The only thing Changing Character seemed to lack as a complete multi-factor theory, and which Leigh discussed during his stay at NTNU in the early 2000s, was a cognitive theory for the formation of the inner structure of the defenses. Here she showed interest in Piaget’s studies of children’s cognitive development, especially that learning of objects and causality are inextricably intertwined. Causal texture was already explored by Tolman and Brunswik as strategy learning, and what else is defense than causal strategies for avoidance and achievement? Leigh McCullough had a rare ability to find and collect the gold nuggets from the scattered gravel roofs of psychology.

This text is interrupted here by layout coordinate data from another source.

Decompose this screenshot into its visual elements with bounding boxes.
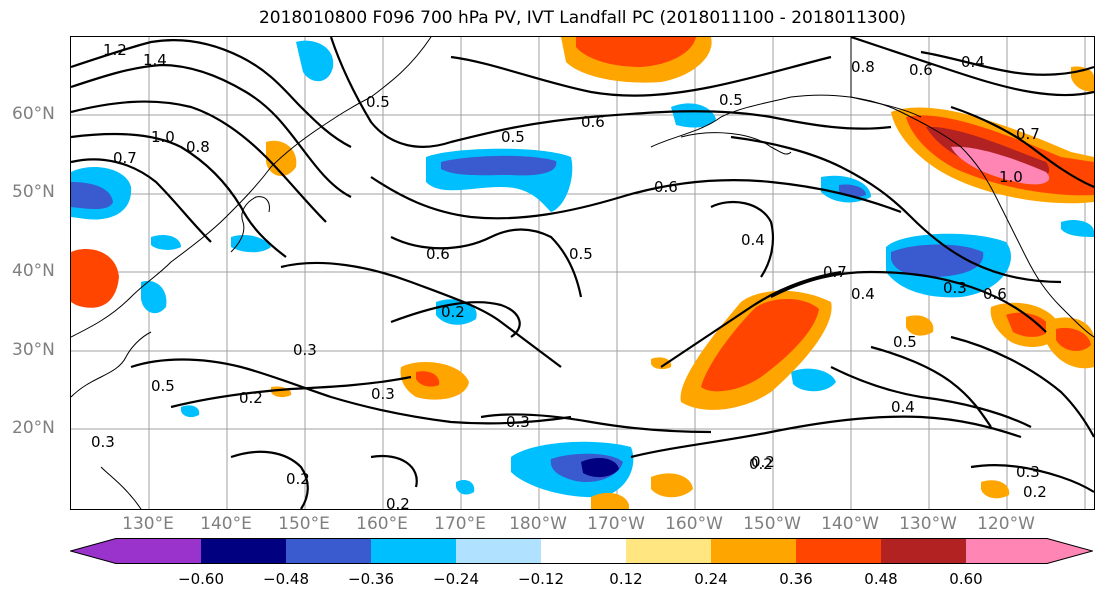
contour-label: 0.8 xyxy=(851,58,875,76)
lon-label: 160°W xyxy=(665,514,723,534)
contour-label: 0.3 xyxy=(943,279,967,297)
contour-label: 0.2 xyxy=(386,495,410,509)
contour-label: 1.2 xyxy=(103,41,127,59)
contour-label: 1.4 xyxy=(143,51,167,69)
positive-anomalies xyxy=(71,37,1094,509)
contour-label: 0.6 xyxy=(909,61,933,79)
contour-labels: 1.2 1.4 1.0 0.8 0.7 0.5 0.6 0.5 0.6 0.5 … xyxy=(91,41,1047,509)
contour-label: 0.2 xyxy=(751,453,775,471)
contour-label: 0.5 xyxy=(569,245,593,263)
contour-label: 0.6 xyxy=(426,245,450,263)
colorbar-segment xyxy=(286,538,371,564)
contour-label: 0.6 xyxy=(983,285,1007,303)
contour-label: 0.5 xyxy=(151,377,175,395)
contour-label: 1.0 xyxy=(151,128,175,146)
lon-label: 140°W xyxy=(821,514,879,534)
colorbar-tick: −0.48 xyxy=(263,570,309,588)
contour-label: 0.6 xyxy=(654,178,678,196)
colorbar-tick: −0.12 xyxy=(518,570,564,588)
contour-label: 0.3 xyxy=(506,413,530,431)
colorbar-segment xyxy=(371,538,456,564)
contour-label: 0.3 xyxy=(371,385,395,403)
contour-label: 0.3 xyxy=(91,433,115,451)
colorbar-tick: −0.60 xyxy=(178,570,224,588)
colorbar-segment xyxy=(881,538,966,564)
contour-label: 0.2 xyxy=(239,389,263,407)
contour-label: 1.0 xyxy=(999,168,1023,186)
colorbar-segment xyxy=(116,538,201,564)
lon-label: 150°E xyxy=(278,514,330,534)
colorbar-segment xyxy=(456,538,541,564)
contour-label: 0.6 xyxy=(581,113,605,131)
colorbar-segment xyxy=(541,538,626,564)
colorbar-tick: 0.36 xyxy=(779,570,813,588)
lon-label: 120°W xyxy=(977,514,1035,534)
colorbar-segment xyxy=(796,538,881,564)
contour-label: 0.5 xyxy=(719,91,743,109)
colorbar-tick: −0.36 xyxy=(348,570,394,588)
colorbar-tick: 0.48 xyxy=(864,570,898,588)
contour-label: 0.7 xyxy=(113,149,137,167)
colorbar-tick: 0.60 xyxy=(949,570,983,588)
colorbar-segment xyxy=(711,538,796,564)
colorbar-segment xyxy=(201,538,286,564)
contour-label: 0.4 xyxy=(851,285,875,303)
lon-label: 130°E xyxy=(122,514,174,534)
map-canvas: 1.2 1.4 1.0 0.8 0.7 0.5 0.6 0.5 0.6 0.5 … xyxy=(71,37,1094,509)
contour-label: 0.5 xyxy=(501,128,525,146)
colorbar-segment xyxy=(70,538,116,564)
contour-label: 0.2 xyxy=(1023,483,1047,501)
contour-label: 0.4 xyxy=(891,398,915,416)
map-panel: 1.2 1.4 1.0 0.8 0.7 0.5 0.6 0.5 0.6 0.5 … xyxy=(70,36,1095,510)
contour-label: 0.4 xyxy=(961,53,985,71)
negative-anomalies xyxy=(71,40,1094,498)
lat-label: 50°N xyxy=(12,182,55,202)
lat-label: 20°N xyxy=(12,418,55,438)
colorbar-tick: 0.12 xyxy=(609,570,643,588)
contour-label: 0.7 xyxy=(1016,125,1040,143)
contour-label: 0.4 xyxy=(741,231,765,249)
contour-label: 0.3 xyxy=(293,341,317,359)
contour-label: 0.2 xyxy=(286,470,310,488)
contour-label: 0.5 xyxy=(893,333,917,351)
lon-label: 140°E xyxy=(200,514,252,534)
lon-label: 130°W xyxy=(899,514,957,534)
lon-label: 180°W xyxy=(509,514,567,534)
contour-label: 0.8 xyxy=(186,138,210,156)
colorbar-segment xyxy=(966,538,1047,564)
contour-label: 0.3 xyxy=(1016,463,1040,481)
lon-label: 170°E xyxy=(434,514,486,534)
map-title: 2018010800 F096 700 hPa PV, IVT Landfall… xyxy=(258,8,906,28)
colorbar xyxy=(70,538,1093,564)
lat-label: 40°N xyxy=(12,261,55,281)
colorbar-tick: −0.24 xyxy=(433,570,479,588)
contour-label: 0.5 xyxy=(366,93,390,111)
contour-label: 0.7 xyxy=(823,263,847,281)
coastlines xyxy=(71,37,1094,509)
lon-label: 150°W xyxy=(743,514,801,534)
pv-contours xyxy=(71,37,1094,509)
lon-label: 170°W xyxy=(587,514,645,534)
lat-label: 30°N xyxy=(12,340,55,360)
contour-label: 0.2 xyxy=(749,455,773,473)
colorbar-tick: 0.24 xyxy=(694,570,728,588)
colorbar-segment xyxy=(626,538,711,564)
colorbar-segment xyxy=(1047,538,1093,564)
contour-label: 0.2 xyxy=(441,303,465,321)
lat-label: 60°N xyxy=(12,104,55,124)
lon-label: 160°E xyxy=(356,514,408,534)
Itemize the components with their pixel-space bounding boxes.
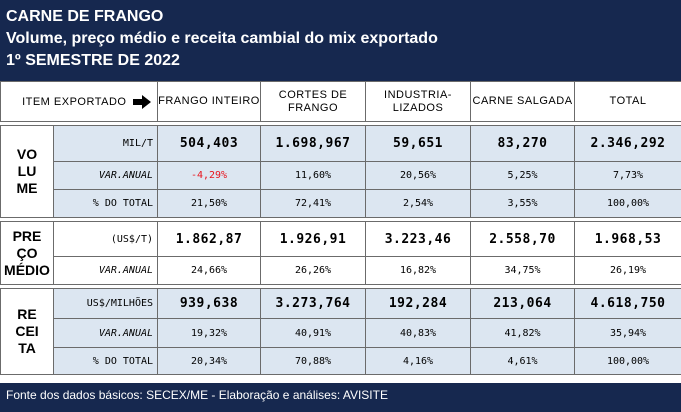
volume-row-share: % DO TOTAL 21,50% 72,41% 2,54% 3,55% 100… — [1, 189, 681, 218]
table-cell: 24,66% — [157, 256, 262, 285]
row-label: MIL/T — [52, 125, 159, 162]
table-cell: 40,91% — [260, 318, 367, 348]
table-cell: 41,82% — [470, 318, 576, 348]
table-cell: 939,638 — [157, 288, 262, 319]
table-cell: 20,56% — [365, 161, 472, 190]
table-cell: 70,88% — [260, 347, 367, 375]
price-row-var: VAR.ANUAL 24,66% 26,26% 16,82% 34,75% 26… — [1, 256, 681, 285]
report-period: 1º SEMESTRE DE 2022 — [6, 52, 180, 69]
export-mix-table: ITEM EXPORTADO FRANGO INTEIRO CORTES DE … — [0, 81, 681, 375]
row-label: VAR.ANUAL — [52, 256, 159, 285]
table-cell-negative: -4,29% — [157, 161, 262, 190]
table-cell: 3,55% — [470, 189, 576, 218]
table-cell: 4,16% — [365, 347, 472, 375]
table-cell: 3.223,46 — [365, 221, 472, 257]
col-carne-salgada: CARNE SALGADA — [470, 81, 576, 122]
table-cell: 3.273,764 — [260, 288, 367, 319]
table-cell: 21,50% — [157, 189, 262, 218]
col-frango-inteiro: FRANGO INTEIRO — [157, 81, 262, 122]
table-cell: 83,270 — [470, 125, 576, 162]
col-cortes: CORTES DE FRANGO — [260, 81, 367, 122]
volume-row-quantity: VO LU ME MIL/T 504,403 1.698,967 59,651 83… — [0, 125, 681, 218]
table-cell: 192,284 — [365, 288, 472, 319]
table-cell: 40,83% — [365, 318, 472, 348]
price-section-title: PRE ÇO MÉDIO — [0, 221, 54, 285]
table-cell: 72,41% — [260, 189, 367, 218]
source-footer: Fonte dos dados básicos: SECEX/ME - Elab… — [0, 383, 681, 412]
table-cell: 16,82% — [365, 256, 472, 285]
item-exported-label: ITEM EXPORTADO — [22, 95, 127, 108]
column-header-row: ITEM EXPORTADO FRANGO INTEIRO CORTES DE … — [0, 81, 681, 122]
table-cell: 1.862,87 — [157, 221, 262, 257]
table-cell: 4,61% — [470, 347, 576, 375]
table-cell: 504,403 — [157, 125, 262, 162]
col-industrializados: INDUSTRIA-LIZADOS — [365, 81, 472, 122]
table-cell: 34,75% — [470, 256, 576, 285]
revenue-row-value: RE CEI TA US$/MILHÕES 939,638 3.273,764 19… — [0, 288, 681, 375]
revenue-section-title: RE CEI TA — [0, 288, 54, 375]
table-cell: 4.618,750 — [574, 288, 681, 319]
item-exported-header: ITEM EXPORTADO — [0, 81, 159, 122]
row-label: VAR.ANUAL — [52, 161, 159, 190]
revenue-row-share: % DO TOTAL 20,34% 70,88% 4,16% 4,61% 100… — [1, 347, 681, 375]
table-cell: 2,54% — [365, 189, 472, 218]
table-cell: 20,34% — [157, 347, 262, 375]
table-cell: 100,00% — [574, 189, 681, 218]
table-cell: 100,00% — [574, 347, 681, 375]
table-cell: 59,651 — [365, 125, 472, 162]
revenue-row-var: VAR.ANUAL 19,32% 40,91% 40,83% 41,82% 35… — [1, 318, 681, 348]
table-cell: 1.698,967 — [260, 125, 367, 162]
table-cell: 11,60% — [260, 161, 367, 190]
table-cell: 19,32% — [157, 318, 262, 348]
table-cell: 26,19% — [574, 256, 681, 285]
table-cell: 35,94% — [574, 318, 681, 348]
table-cell: 2.558,70 — [470, 221, 576, 257]
table-cell: 213,064 — [470, 288, 576, 319]
row-label: US$/MILHÕES — [52, 288, 159, 319]
table-cell: 1.926,91 — [260, 221, 367, 257]
row-label: (US$/T) — [52, 221, 159, 257]
row-label: % DO TOTAL — [52, 347, 159, 375]
volume-section-title: VO LU ME — [0, 125, 54, 218]
right-arrow-icon — [133, 94, 152, 109]
table-cell: 5,25% — [470, 161, 576, 190]
price-row-value: PRE ÇO MÉDIO (US$/T) 1.862,87 1.926,91 3.2… — [0, 221, 681, 285]
report-subtitle: Volume, preço médio e receita cambial do… — [6, 30, 438, 47]
table-cell: 2.346,292 — [574, 125, 681, 162]
title-banner: CARNE DE FRANGO Volume, preço médio e re… — [0, 0, 681, 81]
table-cell: 26,26% — [260, 256, 367, 285]
table-cell: 7,73% — [574, 161, 681, 190]
col-total: TOTAL — [574, 81, 681, 122]
report-title: CARNE DE FRANGO — [6, 8, 164, 25]
row-label: % DO TOTAL — [52, 189, 159, 218]
row-label: VAR.ANUAL — [52, 318, 159, 348]
table-cell: 1.968,53 — [574, 221, 681, 257]
source-text: Fonte dos dados básicos: SECEX/ME - Elab… — [6, 388, 388, 402]
volume-row-var: VAR.ANUAL -4,29% 11,60% 20,56% 5,25% 7,7… — [1, 161, 681, 190]
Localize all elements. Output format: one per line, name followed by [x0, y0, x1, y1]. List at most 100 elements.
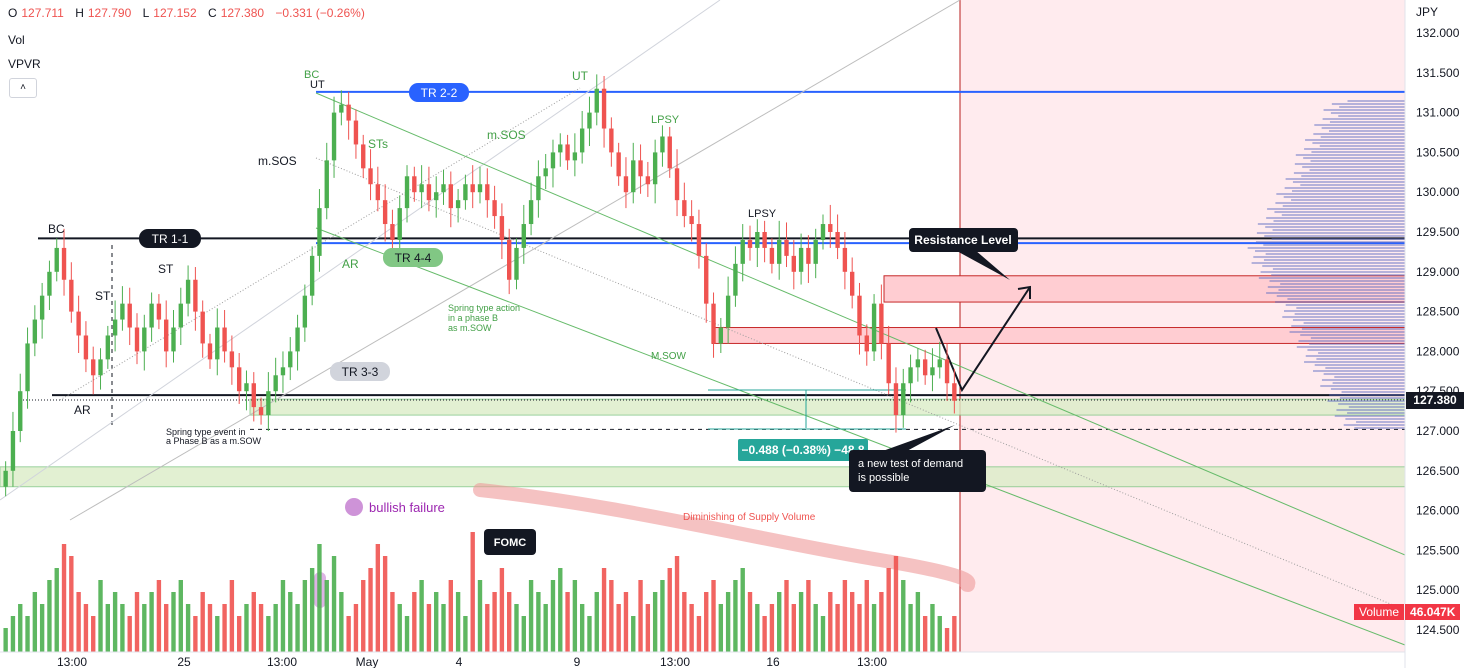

Anyone who had the pleasure of watching Leigh do therapy knows with what warmth and respect she met the patient. In book form, the humanistic in short-term dynamic therapy is well expressed in Jon Frederickson’s Co-Creating Change (2013), where the patient is repeatedly given the choice between either using their habitual but now conscious defense, or knowing the emotional somatic component and impulse and becoming free – an existential choice.

Leigh McCullough’s original contribution does not lie in the specific interventions – here, like eclectics, she picks up freely from the toolbox. And with modern ISTDP adaptations for fragile and high-resistance patients, this is a more complete model than Leigh’s STDP. But both ISTDP and eclecticism etc. lack deep theoretical integration: Leigh left behind an ingeniously simple multi-factor explanation that gathers most of the basic principles our school fathers divided the subject into. And we had her among us. Leigh died of ALS in 2012.